Libya No-Fly Zone
Let's start today's conversation with Libya, President Obama, U.S. Secretary of Defense Robert Gates and the establishment of a no-fly zone.
Debate over a Libya "No-Fly" Zone
While the Libyan strongman is strafing his citizens from the air, the world sits idly by while assessing options. President Obama supplies his classic administration rhetoric telling Gaddafi that he must step down. "Strong" words from the President that are sure to have absolutely no impact:
"... Libyan leader’s defiance means “there is a danger of a stalemate that over time could be bloody.”
“Moammar Gadhafi has lost legitimacy to lead, and he must leave,” the president said, while calling for an end to violence and a need to meet the “aspirations of the Libyan people for freedom, democracy and dignity.”
“He has lost legitimacy with his people,” the president repeated. “And so let me just be very unambiguous about this. Colonel Gadhafi needs to step down from power and leave. That is good for his country. It is good for his people. It's the right thing to do...” (ABC News)
Could become bloody? What television station is he watching? The rebel leader Al Mahdi has stated that more than 6,000 people have already died. What exactly is the President's definition of bloody?
Although this could be the classic case of the devil you know being better than the devil that you don't, the devil we know is pretty damn bad.
In the meantime people continue to die, unrest spreads and the country moves closer to all out civil war. Unfortunately as liberal leaders like our President will do in times of crisis, Obama will seek an international coalition to consider necessary action like a no-fly zone. Without that he will most likely remain inert.
For Secretary of Defense Gates caution and hesitation are the watchword when he said:
"... Testifying before Congress, Mr. Gates criticized "loose talk" about military intervention in Libya, where military rebels and civilian demonstrators are trying to topple the country's strongman leader, Col. Moammar Gadhafi.
"Let's just call a spade a spade," Mr. Gates said. "A no-fly zone begins with an attack on Libya." (WSJ)
The President and Gates seem to make a formidable team of inaction. The dynamic duo of decisions made by omission versus commission.
The Peter Principle in action
The following speech is one more piece of evidence that Secretary of Defense Gates has gotten to his position through the workings of the Peter Principle. For the uninitiated the Peter Principle states that "in a hierarchically structured administration, people tend to be promoted up to their "level of incompetence."
Speech given by Gates to future military leaders at West Point
The quote below is taken from a speech that Secretary of Defense Gates gave at the United States Military Academy at West Point on February 25, 2011 (defense.gov). The Gates audience was comprised of the future soldiers and leaders of the United States Army.
Some of these cadets may be deployed to Afghanistan, the Middle East, Africa or Iraq after graduation.
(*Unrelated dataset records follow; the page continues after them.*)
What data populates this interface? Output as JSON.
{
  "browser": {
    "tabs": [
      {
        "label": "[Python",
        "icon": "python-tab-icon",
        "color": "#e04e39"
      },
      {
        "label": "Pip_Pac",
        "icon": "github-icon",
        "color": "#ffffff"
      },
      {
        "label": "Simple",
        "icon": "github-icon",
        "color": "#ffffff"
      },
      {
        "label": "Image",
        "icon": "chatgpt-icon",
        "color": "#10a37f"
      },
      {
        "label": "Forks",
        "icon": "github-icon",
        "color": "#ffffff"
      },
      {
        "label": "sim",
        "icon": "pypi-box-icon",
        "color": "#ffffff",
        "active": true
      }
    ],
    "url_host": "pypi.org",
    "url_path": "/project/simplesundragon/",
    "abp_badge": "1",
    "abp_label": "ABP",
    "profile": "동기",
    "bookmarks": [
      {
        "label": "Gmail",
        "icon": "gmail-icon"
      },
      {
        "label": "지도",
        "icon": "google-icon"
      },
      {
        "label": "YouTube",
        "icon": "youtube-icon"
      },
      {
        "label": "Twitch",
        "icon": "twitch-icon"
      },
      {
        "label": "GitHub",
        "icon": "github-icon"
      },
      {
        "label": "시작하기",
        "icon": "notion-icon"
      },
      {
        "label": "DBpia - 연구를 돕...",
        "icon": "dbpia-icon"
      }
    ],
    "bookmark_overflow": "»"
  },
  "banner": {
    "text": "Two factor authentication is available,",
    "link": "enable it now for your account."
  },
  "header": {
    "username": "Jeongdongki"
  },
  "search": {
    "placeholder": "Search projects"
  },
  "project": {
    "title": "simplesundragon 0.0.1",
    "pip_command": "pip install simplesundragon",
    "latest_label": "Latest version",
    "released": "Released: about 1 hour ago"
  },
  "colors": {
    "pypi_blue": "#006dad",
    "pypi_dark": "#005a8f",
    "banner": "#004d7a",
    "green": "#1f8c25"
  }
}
If they graduate and are sent to combat zones prior to the withdrawal date that has conveniently been provided to the enemy by the Obama administration, is the stated opinion of Gates the message that the administration is trying to send to our fighting men and women?
It is in the first paragraph below, highlighted in red (not a commentary on what must be the President's favorite ideological color), the most egregious statement made by Gates in this speech appears.
In the closing, again highlighted in red, is a sentence that contradicts the first one as I don't believe that he would tell his own son or his own daughter that the fight they might be entering is useless.
"... The need for heavy armor and firepower to survive, close with, and destroy the enemy will always be there, as veterans of Sadr City and Fallujah can no doubt attest. And one of the benefits of the drawdown in Iraq is the opportunity to conduct the kind of full-spectrum training – including mechanized combined arms exercises – that was neglected to meet the demands of the current wars. Looking ahead, though, in the competition for tight defense dollars within and between the services, the Army also must confront the reality that the most plausible, high-end scenarios for the U.S. military are primarily naval and air engagements – whether in Asia, the Persian Gulf, or elsewhere. The strategic rationale for swift-moving expeditionary forces, be they Army or Marines, airborne infantry or special operations, is self-evident given the likelihood of counterterrorism, rapid reaction, disaster response, or stability or security force assistance missions. But in my opinion, any future defense secretary who advises the president to again send a big American land army into Asia or into the Middle East or Africa should “have his head examined,” as General MacArthur so delicately put it..."
"... As some of you have heard me say before, you need to know that I feel personally responsible for each and every one of you, as if you were my own sons and daughters, for as long as I am Secretary of Defense that will remain true. My only prayer is that you serve with honor and return home safely. I personally thank you for your service from the bottom of my heart, I bid you farewell and ask God to bless every one of you."